How I Reduced Jaeger Trace Loss in a Small AKS Cluster
DevOps & Cloud Engineer — building scalable, automated, and intelligent systems. Developer of sorts | Automator | Innovator
Introduction
Distributed tracing helps understand how services behave when requests travel through multiple microservices. Tools like Jaeger are very useful, but they can also consume significant memory and CPU resources. This becomes especially noticeable when the Kubernetes cluster is small.
In my case, I deployed Jaeger in a single-node Azure Kubernetes Service (AKS) cluster running on a Standard_D3_v2 node. At first, everything looked fine. But under real workload, traces began to disappear. Only some traces showed up, and sometimes none at all.
This is the story of why that happened and how I fixed it.
Cluster Context
| Component | Details |
| Cloud Provider | Azure Kubernetes Service (AKS) |
| Node Count | 1 |
| Node Type | Standard_D3_v2 (4 vCPU, 14 GB RAM) |
| Jaeger Deployment | All-in-One (Collector + Query + Agent) |
| Storage Backend (Initial) | In-memory |
| Storage Backend (Final) | Badger |
| Workload Type | Python application with moderate tracing volume |
The Problem
The issue was trace loss. When requests increased, Jaeger was not able to keep up. The UI showed missing spans and partial traces. Sometimes entire traces disappeared.
Why does this happen?
Reason #1: In-memory Storage Flushes Data Quickly
The default Jaeger all-in-one deployment uses in-memory storage. This is fast but extremely volatile. When memory fills up, older traces are dropped without warning.
Memory full → drop oldest spans → missing traces in UI
Reason #2: Single Node Means Shared Resource Pressure
AKS Standard_D3_v2 has only 4 vCPUs. When Jaeger collector competes with application workloads, the collector queue can start backing up:
Incoming spans → Collector queue → Storage
When the queue fills:
New spans are dropped
How I Diagnosed The Issue
I observed these symptoms:
CPU usage spikes near 80% on the Jaeger pod
Memory usage increasing until pod OOMKilled or auto-cleared
Jaeger logs showing queue warnings:
queue is full, dropping spans
This confirmed the root cause: Jaeger was overloaded.
The Fix
I applied two changes:
1. Increased Resource Requests and Limits
Example configuration:
resources:
requests:
cpu: "500m"
memory: "1Gi"
limits:
cpu: "1500m"
memory: "2Gi"
This ensured Jaeger received enough CPU shares and memory headroom.
2. Switched Storage Backend from In-Memory to Badger
Badger is a lightweight key-value storage engine suitable for single-node setups.
It avoids trace eviction caused by memory pressure.
Helm values change:
storage:
type: badger
badger:
directory: /badger
ephemeral: false
This allowed traces to persist longer and prevented sudden drops.
Results
| Before | After |
| Frequent trace loss | Stable trace retention |
| Collector queue warning logs | No queue overflow warnings |
| Unreliable observability | Consistent tracing in UI |
| Memory spikes | Controlled usage |
Simple Architecture Diagram
Now let us break down what each component does:
1. Application Pods
Your microservices or application containers generate trace spans.
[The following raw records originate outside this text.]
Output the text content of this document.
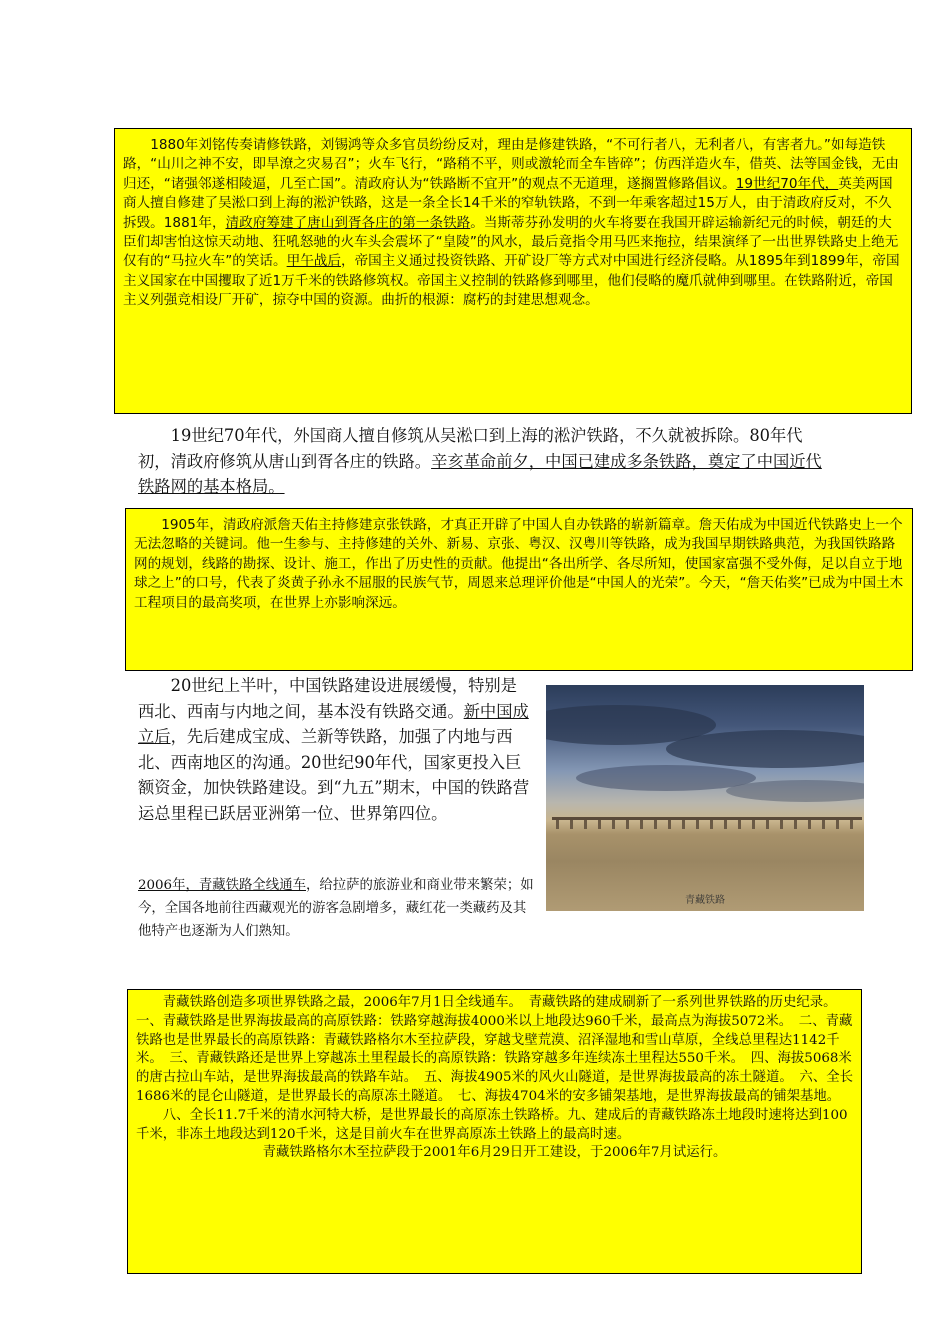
1880年刘铭传奏请修铁路，刘锡鸿等众多官员纷纷反对，理由是修建铁路，“不可行者八，无利者八，有害者九。”如每造铁路，“山川之神不安，即旱潦之灾易召”；火车飞行，“路稍不平，则或激轮而全车皆碎”；仿西洋造火车，借英、法等国金钱，无由归还，“诸强邻遂相陵逼，几至亡国”。清政府认为“铁路断不宜开”的观点不无道理，遂搁置修路倡议。19世纪70年代，英美两国商人擅自修建了吴淞口到上海的淞沪铁路，这是一条全长14千米的窄轨铁路，不到一年乘客超过15万人，由于清政府反对，不久拆毁。1881年，清政府筹建了唐山到胥各庄的第一条铁路。当斯蒂芬孙发明的火车将要在我国开辟运输新纪元的时候，朝廷的大臣们却害怕这惊天动地、狂吼怒驰的火车头会震坏了“皇陵”的风水，最后竟指令用马匹来拖拉，结果演绎了一出世界铁路史上绝无仅有的“马拉火车”的笑话。甲午战后，帝国主义通过投资铁路、开矿设厂等方式对中国进行经济侵略。从1895年到1899年，帝国主义国家在中国攫取了近1万千米的铁路修筑权。帝国主义控制的铁路修到哪里，他们侵略的魔爪就伸到哪里。在铁路附近，帝国主义列强竞相设厂开矿，掠夺中国的资源。曲折的根源：腐朽的封建思想观念。

19世纪70年代，外国商人擅自修筑从吴淞口到上海的淞沪铁路，不久就被拆除。80年代初，清政府修筑从唐山到胥各庄的铁路。辛亥革命前夕，中国已建成多条铁路，奠定了中国近代铁路网的基本格局。

1905年，清政府派詹天佑主持修建京张铁路，才真正开辟了中国人自办铁路的崭新篇章。詹天佑成为中国近代铁路史上一个无法忽略的关键词。他一生参与、主持修建的关外、新易、京张、粤汉、汉粤川等铁路，成为我国早期铁路典范，为我国铁路路网的规划，线路的勘探、设计、施工，作出了历史性的贡献。他提出“各出所学、各尽所知，使国家富强不受外侮，足以自立于地球之上”的口号，代表了炎黄子孙永不屈服的民族气节，周恩来总理评价他是“中国人的光荣”。今天，“詹天佑奖”已成为中国土木工程项目的最高奖项，在世界上亦影响深远。

20世纪上半叶，中国铁路建设进展缓慢，特别是西北、西南与内地之间，基本没有铁路交通。新中国成立后，先后建成宝成、兰新等铁路，加强了内地与西北、西南地区的沟通。20世纪90年代，国家更投入巨额资金，加快铁路建设。到“九五”期末，中国的铁路营运总里程已跃居亚洲第一位、世界第四位。

青藏铁路

2006年，青藏铁路全线通车，给拉萨的旅游业和商业带来繁荣；如今，全国各地前往西藏观光的游客急剧增多，藏红花一类藏药及其他特产也逐渐为人们熟知。

青藏铁路创造多项世界铁路之最，2006年7月1日全线通车。　青藏铁路的建成刷新了一系列世界铁路的历史纪录。　一、青藏铁路是世界海拔最高的高原铁路：铁路穿越海拔4000米以上地段达960千米，最高点为海拔5072米。　二、青藏铁路也是世界最长的高原铁路：青藏铁路格尔木至拉萨段，穿越戈壁荒漠、沼泽湿地和雪山草原，全线总里程达1142千米。　三、青藏铁路还是世界上穿越冻土里程最长的高原铁路：铁路穿越多年连续冻土里程达550千米。　四、海拔5068米的唐古拉山车站，是世界海拔最高的铁路车站。　五、海拔4905米的风火山隧道，是世界海拔最高的冻土隧道。　六、全长1686米的昆仑山隧道，是世界最长的高原冻土隧道。　七、海拔4704米的安多铺架基地，是世界海拔最高的铺架基地。

八、全长11.7千米的清水河特大桥，是世界最长的高原冻土铁路桥。九、建成后的青藏铁路冻土地段时速将达到100千米，非冻土地段达到120千米，这是目前火车在世界高原冻土铁路上的最高时速。

青藏铁路格尔木至拉萨段于2001年6月29日开工建设，于2006年7月试运行。
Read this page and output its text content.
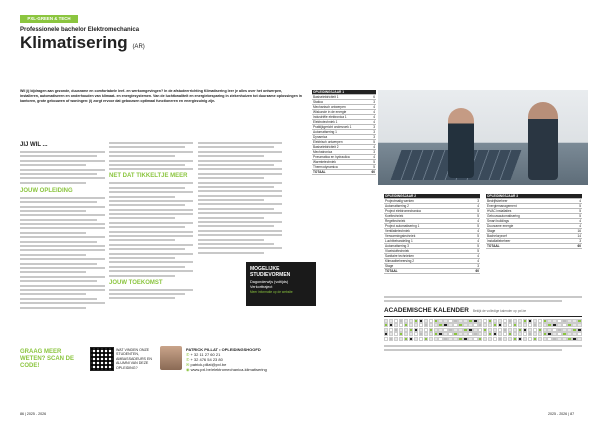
PXL-GREEN & TECH
Professionele bachelor Elektromechanica
Klimatisering (AR)
Wil jij bijdragen aan gezonde, duurzame en comfortabele leef- en werkomgevingen? In de afstudeerrichting Klimatisering leer je alles over het ontwerpen, installeren, automatiseren en onderhouden van klimaat- en energiesystemen. Van de luchtkwaliteit en energiebesparing in ziekenhuizen tot duurzame oplossingen in kantoren, grote gebouwen of woningen: jij zorgt ervoor dat gebouwen optimaal functioneren en energiezuinig zijn.
JIJ WIL ...
JOUW OPLEIDING
NET DAT TIKKELTJE MEER
JOUW TOEKOMST
MOGELIJKE STUDIEVORMEN
Dagonderwijs (voltijds)
Verkorttraject
Meer informatie op de website
GRAAG MEER WETEN? SCAN DE CODE!
WAT VINDEN ONZE STUDENTEN, AMBASSADEURS EN ALUMNI VAN DEZE OPLEIDING?
PATRICK PILLAT • OPLEIDINGSHOOFD
✆ + 32 11 27 60 21
✆ + 32 476 54 23 80
✉ patrick.pillat@pxl.be
◉ www.pxl.be/elektromechanica-klimatisering
86 | 2025 - 2026	2025 - 2026 | 87
OPLEIDINGSJAAR 1	
Basiselektriciteit 1	6
Statica	3
Mechanisch ontwerpen	4
Wiskunde in de energie	4
Industriële elektronica 1	4
Elektrotechniek 1	4
Praktijkgericht onderzoek 1	3
Automatisering 1	3
Dynamica	3
Elektrisch ontwerpen	5
Basiselektriciteit 2	4
Mechatronica	3
Pneumatica en hydraulica	4
Warmtetechniek	5
Thermodynamica	5
TOTAAL	60
OPLEIDINGSJAAR 2	
Projectmatig werken	3
Automatisering 2	4
Project elektromechanica	5
Koeltechniek	5
Regeltechniek	4
Project automatisering 1	5
Ventilatietechniek	4
Verwarmingstechniek	5
Luchtbehandeling 1	4
Automatisering 3	5
Vloeistoftechniek	5
Sanitaire technieken	4
Klimaatbeheersing 2	4
Stage	3
TOTAAL	60
OPLEIDINGSJAAR 3	
Bedrijfsbeheer	4
Energiemanagement	5
HVAC installaties	5
Gebouwautomatisering	5
Smart buildings	4
Duurzame energie	4
Stage	16
Bachelorproef	14
Installatiebeheer	3
TOTAAL	60
ACADEMISCHE KALENDER Bekijk de volledige kalender op pxl.be
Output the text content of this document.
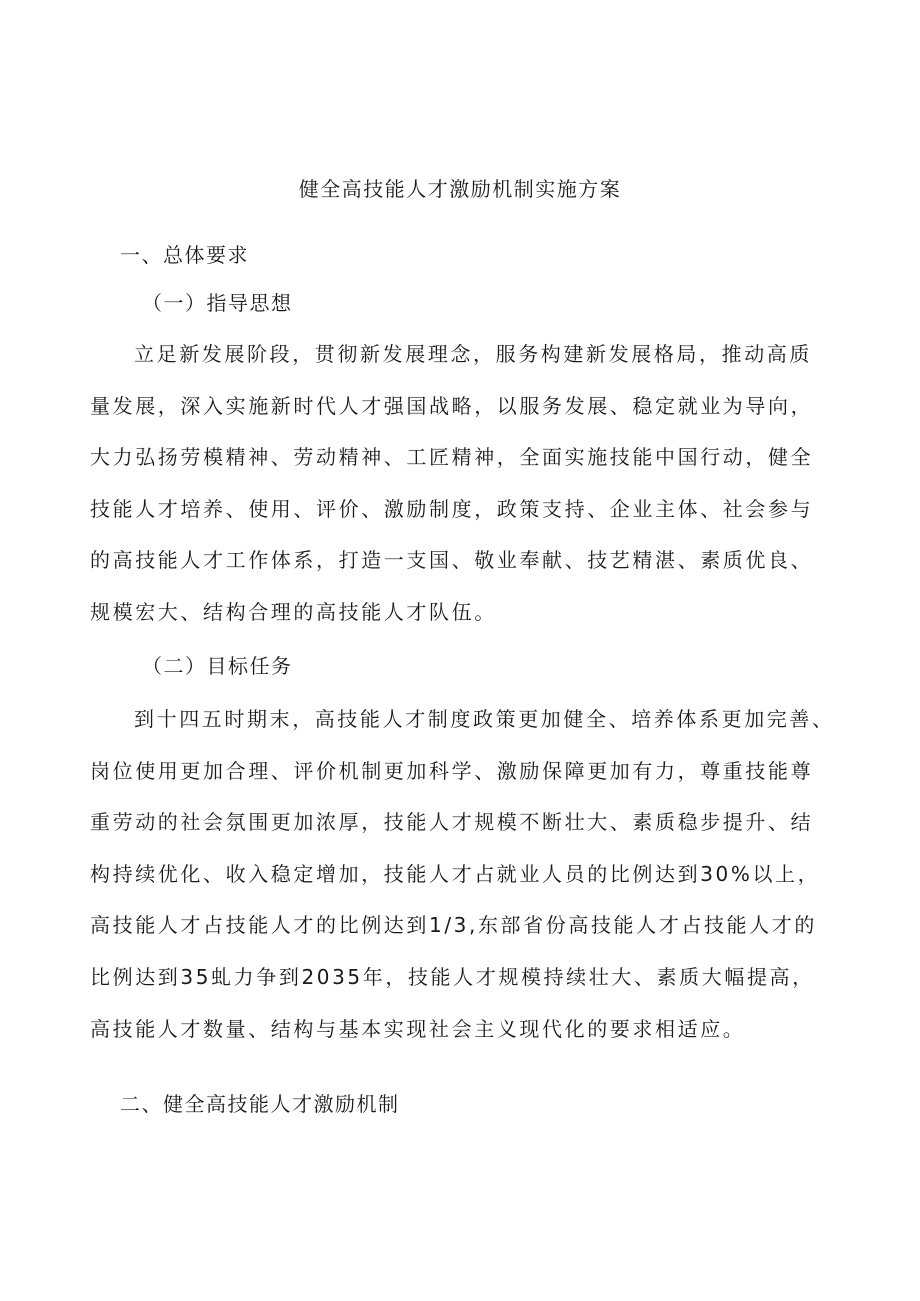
健全高技能人才激励机制实施方案
一、总体要求
（一）指导思想
立足新发展阶段，贯彻新发展理念，服务构建新发展格局，推动高质
量发展，深入实施新时代人才强国战略，以服务发展、稳定就业为导向，
大力弘扬劳模精神、劳动精神、工匠精神，全面实施技能中国行动，健全
技能人才培养、使用、评价、激励制度，政策支持、企业主体、社会参与
的高技能人才工作体系，打造一支国、敬业奉献、技艺精湛、素质优良、
规模宏大、结构合理的高技能人才队伍。
（二）目标任务
到十四五时期末，高技能人才制度政策更加健全、培养体系更加完善、
岗位使用更加合理、评价机制更加科学、激励保障更加有力，尊重技能尊
重劳动的社会氛围更加浓厚，技能人才规模不断壮大、素质稳步提升、结
构持续优化、收入稳定增加，技能人才占就业人员的比例达到30%以上，
高技能人才占技能人才的比例达到1/3,东部省份高技能人才占技能人才的
比例达到35虬力争到2035年，技能人才规模持续壮大、素质大幅提高，
高技能人才数量、结构与基本实现社会主义现代化的要求相适应。
二、健全高技能人才激励机制
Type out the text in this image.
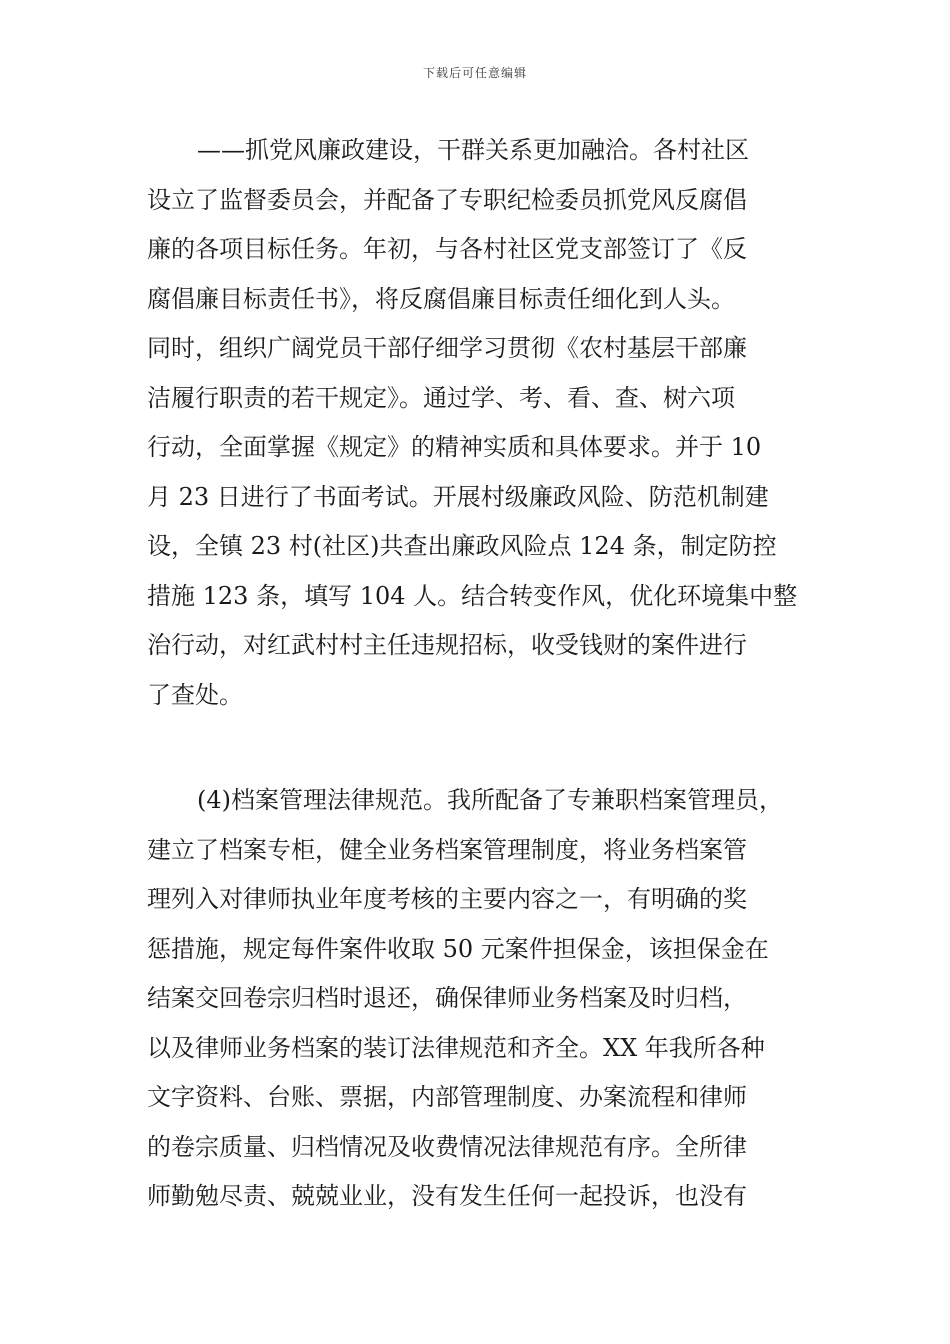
下载后可任意编辑
——抓党风廉政建设，干群关系更加融洽。各村社区
设立了监督委员会，并配备了专职纪检委员抓党风反腐倡
廉的各项目标任务。年初，与各村社区党支部签订了《反
腐倡廉目标责任书》，将反腐倡廉目标责任细化到人头。
同时，组织广阔党员干部仔细学习贯彻《农村基层干部廉
洁履行职责的若干规定》。通过学、考、看、查、树六项
行动，全面掌握《规定》的精神实质和具体要求。并于 10
月 23 日进行了书面考试。开展村级廉政风险、防范机制建
设，全镇 23 村(社区)共查出廉政风险点 124 条，制定防控
措施 123 条，填写 104 人。结合转变作风，优化环境集中整
治行动，对红武村村主任违规招标，收受钱财的案件进行
了查处。
(4)档案管理法律规范。我所配备了专兼职档案管理员，
建立了档案专柜，健全业务档案管理制度，将业务档案管
理列入对律师执业年度考核的主要内容之一，有明确的奖
惩措施，规定每件案件收取 50 元案件担保金，该担保金在
结案交回卷宗归档时退还，确保律师业务档案及时归档，
以及律师业务档案的装订法律规范和齐全。XX 年我所各种
文字资料、台账、票据，内部管理制度、办案流程和律师
的卷宗质量、归档情况及收费情况法律规范有序。全所律
师勤勉尽责、兢兢业业，没有发生任何一起投诉，也没有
Each span represents one part of a request, such as:
A database query
An HTTP call to another service
A background job
These spans help show how long each part of a request takes.
2. Jaeger Collector
The collector receives the span data from the application.
Think of it like a “mail sorting center”:
Apps send spans → Collector receives, batches, and writes them.
If the collector becomes overloaded or has no place to store spans, they get dropped — this is where trace loss happened before the fix.
3. Badger Storage
This is where the spans are actually stored.
With in-memory storage, data disappears when memory fills.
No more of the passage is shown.